As time went on, I felt worse and worse about the recordings. After putting the band through hell for a couple years with the endless revisions, I didn't have the heart to put any of us through more of the same and our activity level began to really drop off. And after a while it starts to seem like there's no point to doing any of it. Why play out? We hadn't had an album in a few years, no prospects of finishing one, and to top it off it was really starting to seem like underground interest in rock music was hitting an all-time low. Grunge had been rechristened Stoner Rock and sent off to its own little ghetto while post-rock and pop twaddle ruled the day. Why finish the album? It'd probably just get slagged for being too rock and having guitar solos on it. I had a new baby, a wife, and nowhere near enough money. There were very, very few current bands I liked, so I lost myself in jazz and early 70s hard rock lacunae (Morgen, Dust, Buffalo, Bang, etc) and was much happier for it.
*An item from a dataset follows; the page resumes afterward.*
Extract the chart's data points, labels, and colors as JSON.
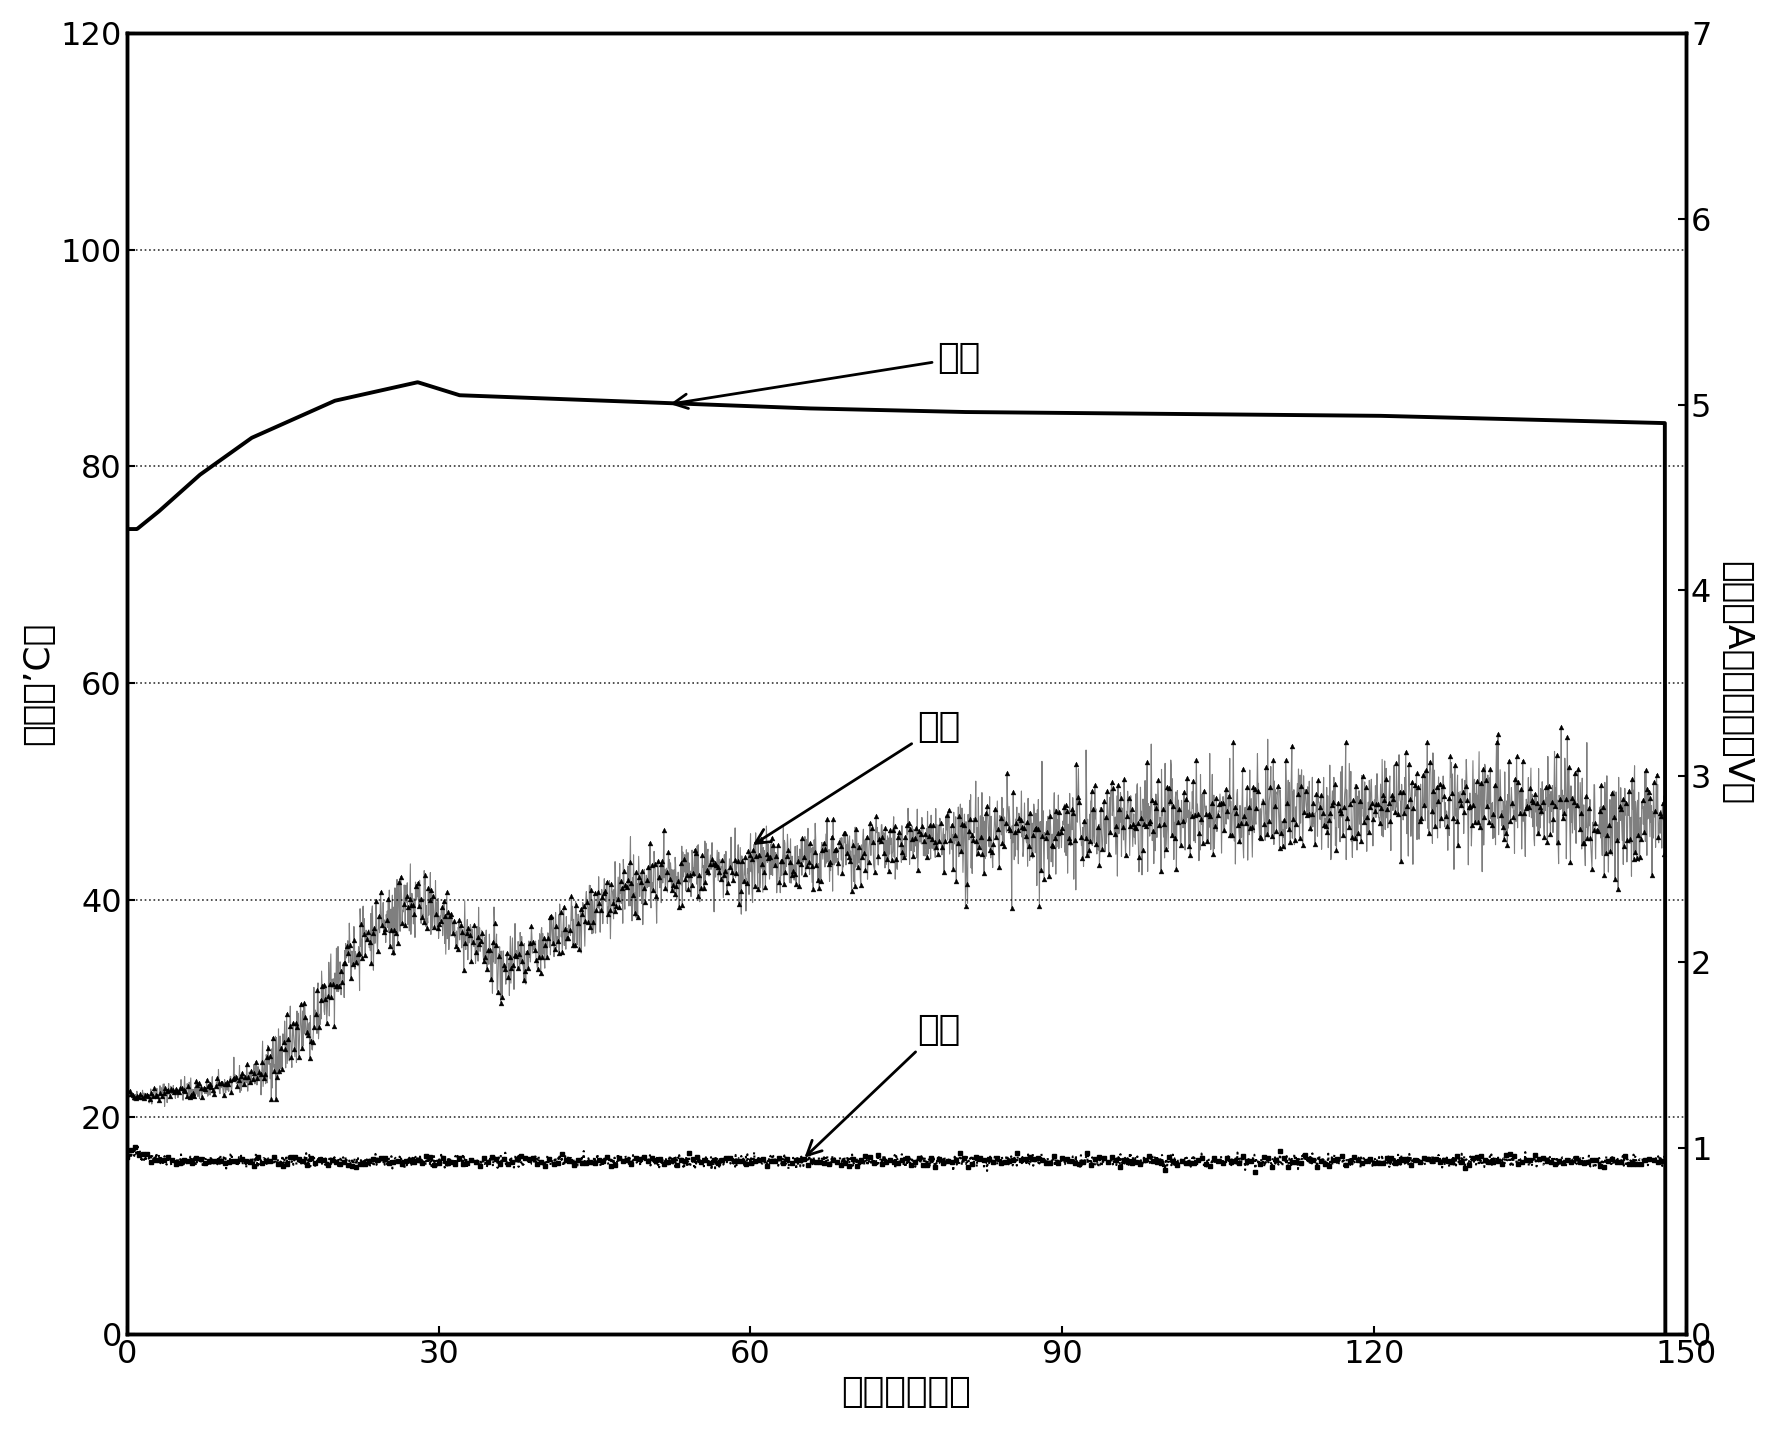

There are very few songs on Dirty Moons with a standard verse/chorus structure. When we made The Roaring Third the idea had been all killer, no filler, big hooks, big choruses, big rock, work the archetypes, etc. That was a good thing and many people connected deeply enough with it to ask about a new album for years afterwards (and without that encouragement from you all we might not have been inspired to finish this one, so cheers), but afterwards I was ready for something different, initially that was to create big contrasts within the songs themselves, but much of the writing was very intuitive and as a result rather hit or miss. I wasn't sure what I was looking for, but I knew it wasn't just "catchy songs" (in fact I purposely avoided those to some degree, for DM: expression > hooks) so whenever I picked up the guitar and something struck me I ran with it without much thought. (another duality to smash: cerebral content vs. instinct) Listening back to our roughs, four hours of them, made it pretty clear that this was not the best m.o. - and maybe I just didn't know how to write the kinds of songs I wanted. Truth is, I didn't, most of the time anyway. Now I do, but I needed some time to get there.

So for several years I would not listen to these recordings, it just made me depressed. But then one day I decided to transfer some of the better songs to my computer and I was shocked by how amazingly great some of the tracks were. Time is a beautiful thing. I changed my mind about the five "good" songs, ditched two of them, and added a bunch more. Today I am beyond proud of these particular recordings, they are definitely a peak for us in terms of intensity and you-are-there live sound. But don't think that there are hours of great tracks lost, I'd still say at least half the recordings aren't worth hearing. At some point I plan to finish the best outtakes and release an LP's worth of them, though probably half would be different versions (often radically so) of songs that are on Dirty Moons. There are only a few "lost" songs, but there are a good number of "different" ones.